Los anuncios, lo mejor de la televisión
No parece tan buena idea la decisión por parte del Gobierno de retirar los anuncios publicitarios de la televisión pública. Para empezar, ésta debe tener anuncios porque pocas cosas hay más públicas que la publicidad, la propia palabra lo dice. La publicidad pertenece más que ninguna otra cosa al terreno de lo público.
La ecuación "publicidad igual a manipulación o baja cultura" es un reflujo de un pensamiento ilustrado, hoy insostenible. ¿Es más engañoso un anuncio que una novela? ¿No es acaso la publicidad parte ya de nuestro paisaje cultural? Borre la publicidad de su ciudad, y parecerá un pueblo medieval pero en pleno siglo XXI: una pérdida para la cultura tan irreparable como lo sería para la biodiversidad un bosque sin árboles.
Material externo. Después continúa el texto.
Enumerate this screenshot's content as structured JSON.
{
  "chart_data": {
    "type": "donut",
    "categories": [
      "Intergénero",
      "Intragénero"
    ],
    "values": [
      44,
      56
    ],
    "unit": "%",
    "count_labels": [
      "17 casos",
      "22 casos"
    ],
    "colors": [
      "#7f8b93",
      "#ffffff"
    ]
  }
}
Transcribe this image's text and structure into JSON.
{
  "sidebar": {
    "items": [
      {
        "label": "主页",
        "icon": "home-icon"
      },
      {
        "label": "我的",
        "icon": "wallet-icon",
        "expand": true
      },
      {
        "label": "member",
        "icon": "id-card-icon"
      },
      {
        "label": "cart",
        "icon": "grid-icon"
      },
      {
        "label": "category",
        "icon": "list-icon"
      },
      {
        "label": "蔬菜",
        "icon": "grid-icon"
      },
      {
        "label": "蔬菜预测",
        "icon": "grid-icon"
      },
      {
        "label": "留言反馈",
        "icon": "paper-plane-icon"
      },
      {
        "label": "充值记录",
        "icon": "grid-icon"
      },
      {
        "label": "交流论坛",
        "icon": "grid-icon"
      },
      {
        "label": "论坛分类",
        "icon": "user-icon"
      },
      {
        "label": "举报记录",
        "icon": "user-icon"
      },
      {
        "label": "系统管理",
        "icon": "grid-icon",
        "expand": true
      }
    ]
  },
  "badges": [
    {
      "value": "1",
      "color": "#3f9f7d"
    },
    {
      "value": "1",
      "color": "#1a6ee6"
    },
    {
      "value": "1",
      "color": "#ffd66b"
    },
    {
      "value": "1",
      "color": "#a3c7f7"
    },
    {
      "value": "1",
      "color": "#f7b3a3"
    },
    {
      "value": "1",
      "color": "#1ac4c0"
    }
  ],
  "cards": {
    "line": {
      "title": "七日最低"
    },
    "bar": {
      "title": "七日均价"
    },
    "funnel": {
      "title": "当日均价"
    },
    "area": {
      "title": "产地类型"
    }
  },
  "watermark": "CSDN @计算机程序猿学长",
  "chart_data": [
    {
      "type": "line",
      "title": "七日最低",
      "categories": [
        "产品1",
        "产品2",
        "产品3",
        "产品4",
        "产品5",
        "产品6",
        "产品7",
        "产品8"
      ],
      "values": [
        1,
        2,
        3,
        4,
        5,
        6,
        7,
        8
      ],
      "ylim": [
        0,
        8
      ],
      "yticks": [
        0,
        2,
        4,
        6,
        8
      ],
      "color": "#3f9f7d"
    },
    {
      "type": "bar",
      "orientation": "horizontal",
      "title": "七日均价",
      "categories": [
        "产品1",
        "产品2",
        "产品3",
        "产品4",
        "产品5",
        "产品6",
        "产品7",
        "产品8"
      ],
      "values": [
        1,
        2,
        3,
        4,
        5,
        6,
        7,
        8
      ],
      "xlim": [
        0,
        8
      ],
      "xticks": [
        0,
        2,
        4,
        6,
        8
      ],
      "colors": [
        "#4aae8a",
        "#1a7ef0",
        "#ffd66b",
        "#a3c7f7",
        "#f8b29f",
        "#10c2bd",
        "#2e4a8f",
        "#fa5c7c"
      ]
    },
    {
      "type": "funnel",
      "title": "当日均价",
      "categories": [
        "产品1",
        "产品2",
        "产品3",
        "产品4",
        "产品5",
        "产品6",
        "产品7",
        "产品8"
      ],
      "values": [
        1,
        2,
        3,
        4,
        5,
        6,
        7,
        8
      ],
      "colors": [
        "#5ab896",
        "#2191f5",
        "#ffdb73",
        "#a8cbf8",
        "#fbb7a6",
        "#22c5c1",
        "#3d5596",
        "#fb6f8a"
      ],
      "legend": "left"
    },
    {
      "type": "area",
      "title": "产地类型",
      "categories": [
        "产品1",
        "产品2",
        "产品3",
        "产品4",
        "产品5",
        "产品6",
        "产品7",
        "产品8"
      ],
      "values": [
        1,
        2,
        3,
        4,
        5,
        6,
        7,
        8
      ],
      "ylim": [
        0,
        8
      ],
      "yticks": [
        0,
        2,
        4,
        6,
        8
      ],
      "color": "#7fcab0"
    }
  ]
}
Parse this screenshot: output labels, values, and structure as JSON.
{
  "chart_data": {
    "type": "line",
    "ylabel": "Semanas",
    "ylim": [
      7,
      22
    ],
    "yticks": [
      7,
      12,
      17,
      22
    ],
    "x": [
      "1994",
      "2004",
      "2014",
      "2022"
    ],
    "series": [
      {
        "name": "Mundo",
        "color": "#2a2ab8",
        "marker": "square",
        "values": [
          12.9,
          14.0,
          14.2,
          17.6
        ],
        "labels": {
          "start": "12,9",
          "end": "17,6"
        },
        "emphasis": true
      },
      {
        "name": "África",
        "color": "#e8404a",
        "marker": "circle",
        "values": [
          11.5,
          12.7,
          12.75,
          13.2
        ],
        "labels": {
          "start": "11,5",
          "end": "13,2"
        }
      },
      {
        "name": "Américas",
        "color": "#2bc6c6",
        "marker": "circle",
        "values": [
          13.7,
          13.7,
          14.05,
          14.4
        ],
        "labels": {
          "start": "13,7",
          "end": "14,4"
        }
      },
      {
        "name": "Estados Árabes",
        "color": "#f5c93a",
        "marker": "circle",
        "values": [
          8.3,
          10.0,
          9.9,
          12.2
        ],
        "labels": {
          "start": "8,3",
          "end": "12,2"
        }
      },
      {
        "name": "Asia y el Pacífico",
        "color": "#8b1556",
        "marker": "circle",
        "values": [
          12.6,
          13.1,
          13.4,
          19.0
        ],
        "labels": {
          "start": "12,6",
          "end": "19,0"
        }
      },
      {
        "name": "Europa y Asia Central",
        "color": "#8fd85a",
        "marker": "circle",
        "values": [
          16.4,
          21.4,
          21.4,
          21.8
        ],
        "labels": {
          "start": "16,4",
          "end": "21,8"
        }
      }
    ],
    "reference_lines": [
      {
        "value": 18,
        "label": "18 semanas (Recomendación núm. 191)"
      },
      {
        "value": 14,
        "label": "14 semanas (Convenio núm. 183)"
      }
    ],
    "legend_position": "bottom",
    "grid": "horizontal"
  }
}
Las televisiones que emiten en abierto reproducen algo fundamental para el desarrollo de una sociedad: el cruce de niveles y referencias sociales, un carácter integrador, popular y orgánico, y eso, y no otra cosa, es lo que lleva a cabo la publicidad, un bien cultural por el que debería velar la televisión pública. Sin anuncios, la tele muta en un ente abstracto, irreal, separado de la vida, como la televisión pública francesa, a la que se ha tomado como referente. Cualquiera sabe que la televisión pública francesa es de las más irreales de Europa.
Para la cultura, borrar la publicidad sería una pérdida tan irreparable como la de los árboles para un bosque
Atrás quedó la época en la que las distopías se asociaban a la publicidad, típicamente ejemplarizadas por la película Blade Runner. Hoy esa sensación ha cambiado en el imaginario social. Algo sin publicidad nos parece fosilizado, un parón en el tiempo, materia de arqueología. El fotógrafo Thomas Demand nos presentaba en PhotoEspaña 08 escenarios cotidianos en los que toda marca comercial había sido borrada; parecían cementerios. Recientemente, la serie televisiva Betty constaba de dos escenarios principales, la oficina de Betty, sin publicidad ni huellas de consumo, que se nos revelaba de una hostilidad casi insoportable, y su casa, en la que existían todos los elementos publicitarios que cotidianamente nos acompañan en nuestros hogares, casa que irradiaba calidez, socialización.
Nada tiene que ver la televisión de calidad con la ausencia de publicidad. ¿Acaso no hay anuncios de calidad? ¿Acaso no hay una cantidad muy alta de anuncios que superan en muchos dígitos al grueso de programas televisivos? ¿Alguien se ha parado a pensar en el talento que se requiere para hacer una buena obra de 20 segundos? ¿No hay acaso anuncios que son auténticos poemas visuales? La publicidad maneja generalmente referentes culturales muy por encima de la media de programas televisivos. No es que los anuncios deban elevar su nivel, sino que es el resto de televisión quien debería sudar para llegar al grado de calidad de éstos. Deslizan una lectura multipolar que atraviesa la alta cultura y la de masas. Los ejemplos se me acumulan. En el anuncio de Egoiste, de Chanel, un joven peleaba contra su propia sombra, agigantada en la pared, para quitarle el bote de perfume; leyendo bien ese spot encontramos referentes directos al origen de la pintura según Plinio, a los frescos de Vasari, al expresionismo cinematográfico, o a Lucky Luke agujereando su propia sombra; magistral recorrido por la Historia del Arte y de la cultura popular en 20 segundos. O quién no recuerda "¿te gusta conducir?", que introdujo el poema haiku en la pequeña pantalla. O el anuncio del verano de 2008 de Vodafone, con un PC dibujado en la arena de la playa, y que bebía directamente de la serie Perspective correction (1969), del artista conceptual holandés Jan Dibbetts. O el reciente spot del todoterreno de Citroën: el conductor arruga el mapa de la zona, y al instante la llanura que tiene delante se transforma en cordillera: ahí están el simulacro de Baudrillard y la literatura borgiana -es el mapa el que crea el lugar, y no a la inversa-. Puestos a dar tijeretazos, ¿no serían, entonces, por comparación, el resto de programas televisivos, planos o directamente nefastos, los que tendrían que desaparecer? Eliminar la publicidad, nodo principal de una red social que integra a millones de personas, equivale a decapitar un espacio en el que cristalizan multitud de elementos del imaginario, la narratividad, la iconografía e incluso la cohesión social.
Agustín Fernández Mallo es autor de la novela Nocilla Experience y finalista del Premio de Ensayo Anagrama 2009 con Postpoesía, hacia un nuevo paradigma.